Fin 2021 et début 2022, en vue de faire bénéficier rapidement l’Ukraine d’un soutien dans une situation de montée des tensions avec la Russie et de renforcer sa résilience, la Commission européenne avait préparé une nouvelle AMF d’urgence en faveur de l’Ukraine (décision (UE) 2022/313 du Parlement européen et du Conseil du 24 février 2022) : ainsi, juste après le début de l’agression russe en Ukraine initiée le 24 février, une AMF d’urgence de 1,2 Md€ sous forme de prêts de moyen/long terme a pu être versée en deux tranches égales (la première tranche a été décaissée les 11 et 19 mars 2022, la seconde le 20 mai 2022) pour contribuer à soutenir les besoins de liquidité de court terme des autorités ukrainiennes. Cette AMF d’urgence a suivi les modalités de mise en œuvre habituelles de l’outil AMF (à savoir : levée de fonds par la Commission européenne, prêts à l’Ukraine adossés aux fonds levés par la Commission européenne, provisionnement du montant de l’AMF d’urgence de 1,2 Md€ à hauteur de 9% reposant sur le budget de l’UE, plus précisément au sein du Fonds commun de provisionnement - FCP) avec toutefois une dérogation aux conditions de politique économique inscrites dans le protocole d'accord décidé avec les autorités ukrainiennes. En effet, compte tenu de la situation nouvelle et inédite, la deuxième tranche de l’AMF d’urgence (600 M€) a été décaissée sans considération du respect des conditions de politique économique.

Dans le contexte de l’agression russe en Ukraine, qui a causé une chute des recettes de l’Etat ukrainien et des exportations, ainsi qu’une augmentation significative des dépenses essentielles de l’Ukraine, le Fonds monétaire international (FMI) estime que le déficit de financement résiduel s’élève à 22,8 Md$ sur l’ensemble de l’année 2022.

Pour répondre aux besoins de financement de l’Ukraine qui s’accroissent, et comme demandé dans les conclusions du Conseil européen des 30-31 mai et 23-24 juin 2022, la Commission a proposé l’octroi d’une nouvelle assistance macrofinancière, qualifiée d’« exceptionnelle » (« AMF exceptionnelle »), d’un montant maximal de 9 Md€ en faveur de l’Ukraine.
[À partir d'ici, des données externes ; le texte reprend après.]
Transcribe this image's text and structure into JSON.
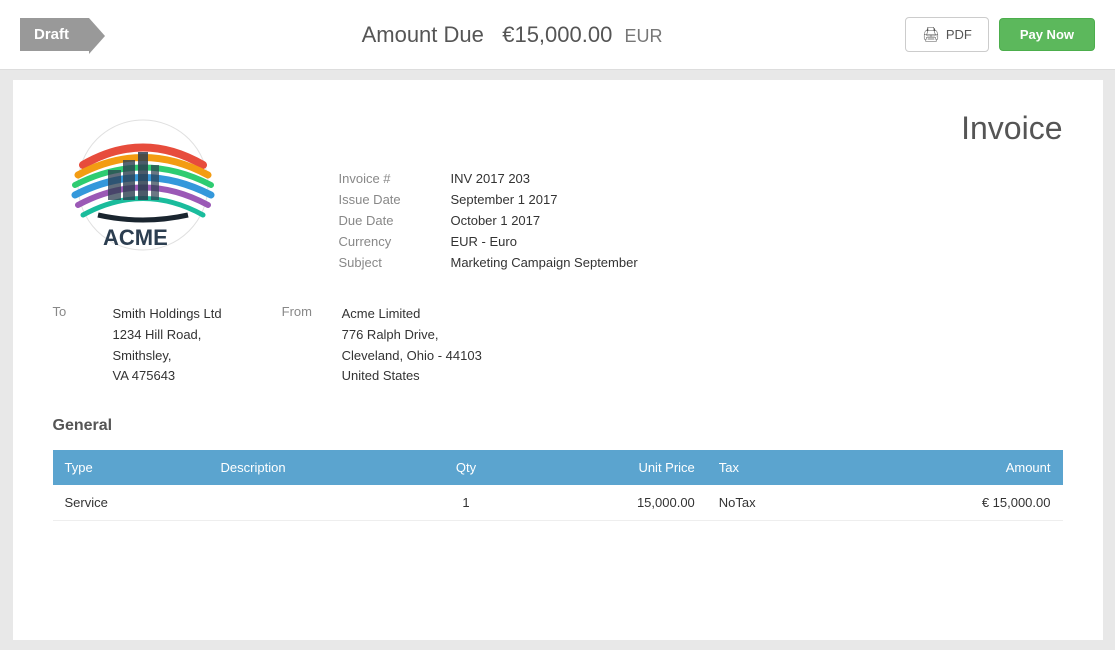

La qualification d’AMF exceptionnelle s’explique par la persistance du conflit, entraînant une hausse de l’incertitude et une hausse du risque associé à tout financement en faveur de l’Ukraine. Ainsi, les conditions habituelles d’octroi et mise en œuvre de l’outil AMF (en particulier le lien formel à un programme de décaissement du FMI) n’étaient plus applicables en mai 2022, au moment où l’UE a indiqué envisager une nouvelle assistance macrofinancière, d’un montant de 9 Md€, pour continuer à soutenir l’Ukraine à face à ses besoins de financement en situation de guerre. La Commission européenne a indiqué que les circonstances justifiaient une prise en charge du risque (ou provisionnement des prêts) à hauteur de 70% pour les prêts entrant dans cette AMF exceptionnelle. Par ailleurs, afin de rendre les prêts à l’Ukraine les plus avantageux financièrement dans un contexte de besoins de financement aigus de l’Etat ukrainien, il est apparu nécessaire d’accroître le niveau de concessionalité de l’assistance macrofinancière de l’UE en prévoyant que les intérêts à venir dus par l’Ukraine à l’UE sur l’assistance macrofinancière exceptionnelle puissent être pris en charge par le budget de l’UE.

En vertu de la décision (UE) 2022/1201 du Parlement européen et du Conseil du 12 juillet 2022, un premier volet de cette AMF exceptionnelle, sous la forme d’un prêt de 1 Md€, a été versé (en deux tranches égales) le 1er et le 2 août 2022. Par la suite, la Commission a proposé l’octroi d’un second volet d’AMF exceptionnelle, sous la forme d’un prêt de 5 Md€ qui a fait l’objet d’un engagement politique des ministres des Finances lors du Conseil Affaires économiques et financières (Ecofin) informel du 9 septembre 2022, suivi d’une approbation du Parlement européen le 15 septembre et d’une adoption formelle du Conseil de l’UE le 20 septembre.

Pour ces 6 Md€ d’AMF exceptionnelle ayant d’ores et déjà fait l’objet d’un accord au niveau européen, il est prévu qu’ils soient octroyés à l’Ukraine sous forme de prêts avec une couverture exceptionnelle à hauteur de 70%, compte-tenu de la situation exceptionnelle du pays (cf. supra).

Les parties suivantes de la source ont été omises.